Chapter 163 — LU Decomposition - Mathematics for Programmers

Prerequisites: Gaussian elimination (ch161), matrix factorization (ch162) You will learn:
How Gaussian elimination produces LU as a byproduct
Implementing LU from scratch
Using LU to solve multiple right-hand sides efficiently
Condition number and numerical error bounds
Environment: Python 3.x, numpy

# --- LU Decomposition from scratch ---
import numpy as np

def lu_decompose(A):
    """
    Compute LU decomposition with partial pivoting: PA = LU.

    Args:
        A: square 2D numpy array (n, n)

    Returns:
        P: permutation matrix (n, n)
        L: unit lower triangular (n, n), L[i,i]=1
        U: upper triangular (n, n)
    """
    n = A.shape[0]
    U = A.astype(float).copy()
    L = np.eye(n)
    P = np.eye(n)
    
    for k in range(n):
        # Partial pivoting
        max_row = k + np.argmax(np.abs(U[k:, k]))
        U[[k, max_row]] = U[[max_row, k]]
        P[[k, max_row]] = P[[max_row, k]]
        L[[k, max_row], :k] = L[[max_row, k], :k]  # fix already-computed L entries
        
        for i in range(k+1, n):
            if abs(U[k, k]) < 1e-14: continue
            L[i, k] = U[i, k] / U[k, k]     # multiplier stored in L
            U[i, k:] -= L[i, k] * U[k, k:]  # eliminate
    return P, L, U

def lu_solve(P, L, U, b):
    """
    Solve Ax=b given PA=LU.

    Steps:
        1. Ly = Pb  (forward substitution)
        2. Ux = y   (back substitution)
    """
    n = len(b)
    pb = P @ b
    # Forward substitution: Ly = pb  (L is unit lower triangular)
    y = np.zeros(n)
    for i in range(n):
        y[i] = pb[i] - np.dot(L[i, :i], y[:i])
    # Back substitution: Ux = y
    x = np.zeros(n)
    for i in range(n-1, -1, -1):
        x[i] = (y[i] - np.dot(U[i, i+1:], x[i+1:])) / U[i, i]
    return x

# Test
A = np.array([[2.,1.,1.],[4.,3.,3.],[8.,7.,9.]])
b = np.array([1., 1., 1.])

P, L, U = lu_decompose(A)
x = lu_solve(P, L, U, b)
x_ref = np.linalg.solve(A, b)

print(f"PA = LU: {np.allclose(P @ A, L @ U)}")
print(f"Our solution: {x}")
print(f"NumPy solve:  {x_ref}")
print(f"Match: {np.allclose(x, x_ref)}")
print()

# Efficiency: factor once, solve many times
print("--- Solving 100 systems with same A ---")
import time
B = np.random.randn(3, 100)  # 100 right-hand sides

t0 = time.perf_counter()
for j in range(100):
    _ = lu_solve(P, L, U, B[:, j])
t_lu_reuse = time.perf_counter() - t0

t0 = time.perf_counter()
for j in range(100):
    _ = np.linalg.solve(A, B[:, j])
t_fresh = time.perf_counter() - t0
print(f"LU reuse (factor once): {t_lu_reuse*1000:.2f}ms")
print(f"np.solve (factor each): {t_fresh*1000:.2f}ms")

PA = LU: True
Our solution: [ 1. -1. -0.]
NumPy solve:  [ 1. -1. -0.]
Match: True

--- Solving 100 systems with same A ---
LU reuse (factor once): 5.53ms
np.solve (factor each): 3.95ms

4. Mathematical Formulation¶

PA = LU  where:
  P: permutation matrix (reorders rows for numerical stability)
  L: unit lower triangular (L[i,i]=1; stores the elimination multipliers)
  U: upper triangular (result of Gaussian elimination)

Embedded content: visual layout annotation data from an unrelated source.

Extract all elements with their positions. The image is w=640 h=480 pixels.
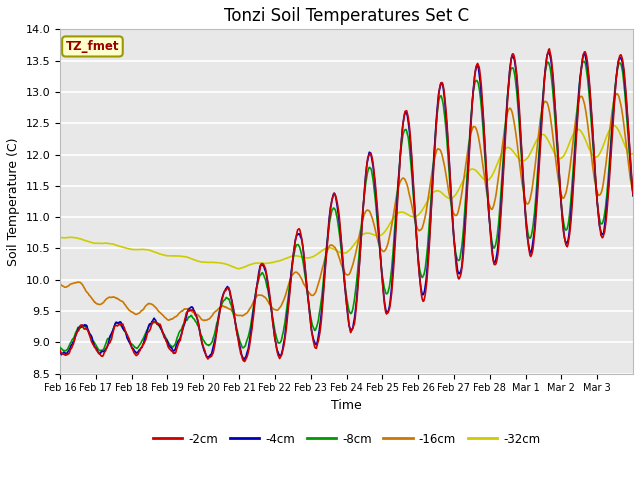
X-axis label: Time: Time: [331, 399, 362, 412]
Legend: -2cm, -4cm, -8cm, -16cm, -32cm: -2cm, -4cm, -8cm, -16cm, -32cm: [148, 428, 545, 450]
Text: TZ_fmet: TZ_fmet: [66, 40, 119, 53]
Title: Tonzi Soil Temperatures Set C: Tonzi Soil Temperatures Set C: [224, 7, 469, 25]
Y-axis label: Soil Temperature (C): Soil Temperature (C): [7, 137, 20, 266]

Solving Ax=b in two stages:
  Stage 1: Ly = Pb    — forward substitution, O(n²)
  Stage 2: Ux = y     — back substitution, O(n²)

Factorization cost: O(n³) — amortized over multiple solves

Condition number: κ(A) = ||A|| · ||A⁻¹|| 
  High κ → small perturbations in b → large changes in x
  Rule of thumb: you lose log₁₀(κ) digits of accuracy

7. Exercises¶

Easy 1. For a 4×4 matrix, how many multiplications does LU factorization use? How many for back substitution?

Easy 2. Why is LU with partial pivoting preferred over LU without pivoting?

Medium 1. Use lu_decompose + lu_solve to compute A⁻¹ by solving AX=I (solving n systems with identity columns as right-hand sides).

Medium 2. Compute the condition number of 5 random matrices and 5 near-singular matrices. Predict the expected accuracy of the solution and verify.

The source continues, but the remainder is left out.